The aim of this project is to determine the link between topographic uplift, erosion and exhumation, pre-existing geologic boundaries, and the underlying mantle dynamics that drive deformation. The field area is the Salmon River suture zone of western Idaho, which is the boundary between Precambrian North America underlying most of Idaho and younger (Phanerozoic) accreted terranes of the Blue Mountains in Oregon. The Idaho batholith formed exclusively on the North American side of this boundary. Post-collision and ongoing deformation affect different parts of the region differently, representing differences in pre-existing geologic structure and/or in deep driving forces. The timing, rates, and amounts of uplift of the various mountain ranges will be related to the current subsurface geometry -- determined using seismic data -- to identify motions in the Earth?s crust and mantle that elevated topography on regional scales. The work entails a combination of seismic data analyses, to provide a detailed sub-surface architecture, and thermochronology, to determing the timing of uplift and exhumation of rocks from depth and the development of the current topography.
The work spans three main study areas and includes a final project synthesis: 1) Documentation of the exhumation path of the Atlanta lobe of the Idaho batholith to determine if it was uplifted by younger magmatism; 2) Evaluation of potential differential exhumation along the trans-Challis fault zone that cross-cuts the Idaho batholith; and 3) Documentation of exhumation in the Blue Mountains, in order to compare its history to that of adjacent North America. A particular focus is whether the Salmon River suture zone was reactivated by post-Columbia River Basalt extension.
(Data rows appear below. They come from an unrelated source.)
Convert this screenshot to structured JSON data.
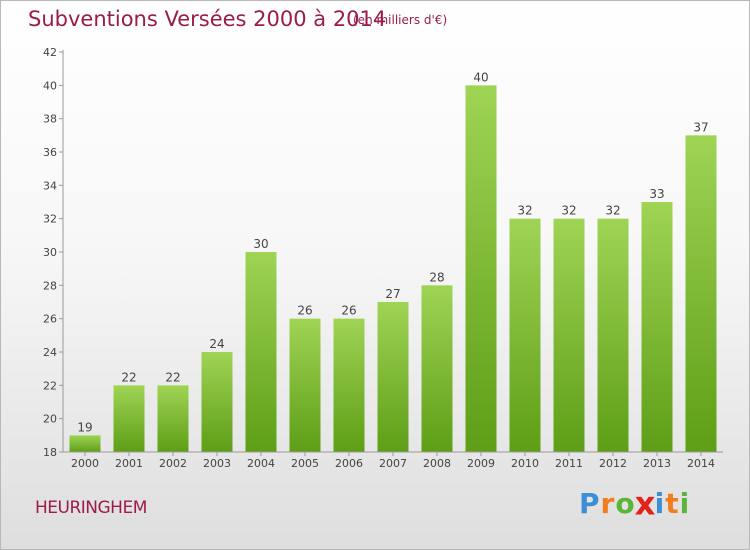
{
  "chart_data": {
    "type": "bar",
    "title": "Subventions Versées 2000 à 2014",
    "subtitle": "(en milliers d'€)",
    "categories": [
      "2000",
      "2001",
      "2002",
      "2003",
      "2004",
      "2005",
      "2006",
      "2007",
      "2008",
      "2009",
      "2010",
      "2011",
      "2012",
      "2013",
      "2014"
    ],
    "values": [
      19,
      22,
      22,
      24,
      30,
      26,
      26,
      27,
      28,
      40,
      32,
      32,
      32,
      33,
      37
    ],
    "xlabel": "",
    "ylabel": "",
    "ylim": [
      18,
      42
    ],
    "yticks": [
      18,
      20,
      22,
      24,
      26,
      28,
      30,
      32,
      34,
      36,
      38,
      40,
      42
    ],
    "grid": false,
    "legend": "none",
    "bar_color": "#7cbf2a",
    "text_color": "#9b1c4c"
  },
  "footer": {
    "commune": "HEURINGHEM",
    "logo": {
      "text": "Proxiti",
      "letters": [
        {
          "char": "P",
          "color": "#3a8fd6"
        },
        {
          "char": "r",
          "color": "#f07d1e"
        },
        {
          "char": "o",
          "color": "#5bb53b"
        },
        {
          "char": "x",
          "color": "#e2231a"
        },
        {
          "char": "i",
          "color": "#3a8fd6"
        },
        {
          "char": "t",
          "color": "#f07d1e"
        },
        {
          "char": "i",
          "color": "#5bb53b"
        }
      ]
    }
  }
}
The combination of the thermochronology and seismic results with recent geology, geochronology, and geochemistry studies will allow synthesis of a regional tectonic evolution and can illuminate the relationship between inherited lithospheric structures and active tectonic processes.
Two graduate and two undergraduate students at the University of Florida and Virginia Tech are directly supported by this work. Tectonic synthesis will involve graduate students at all three institutions, several of whom are funded by other sources.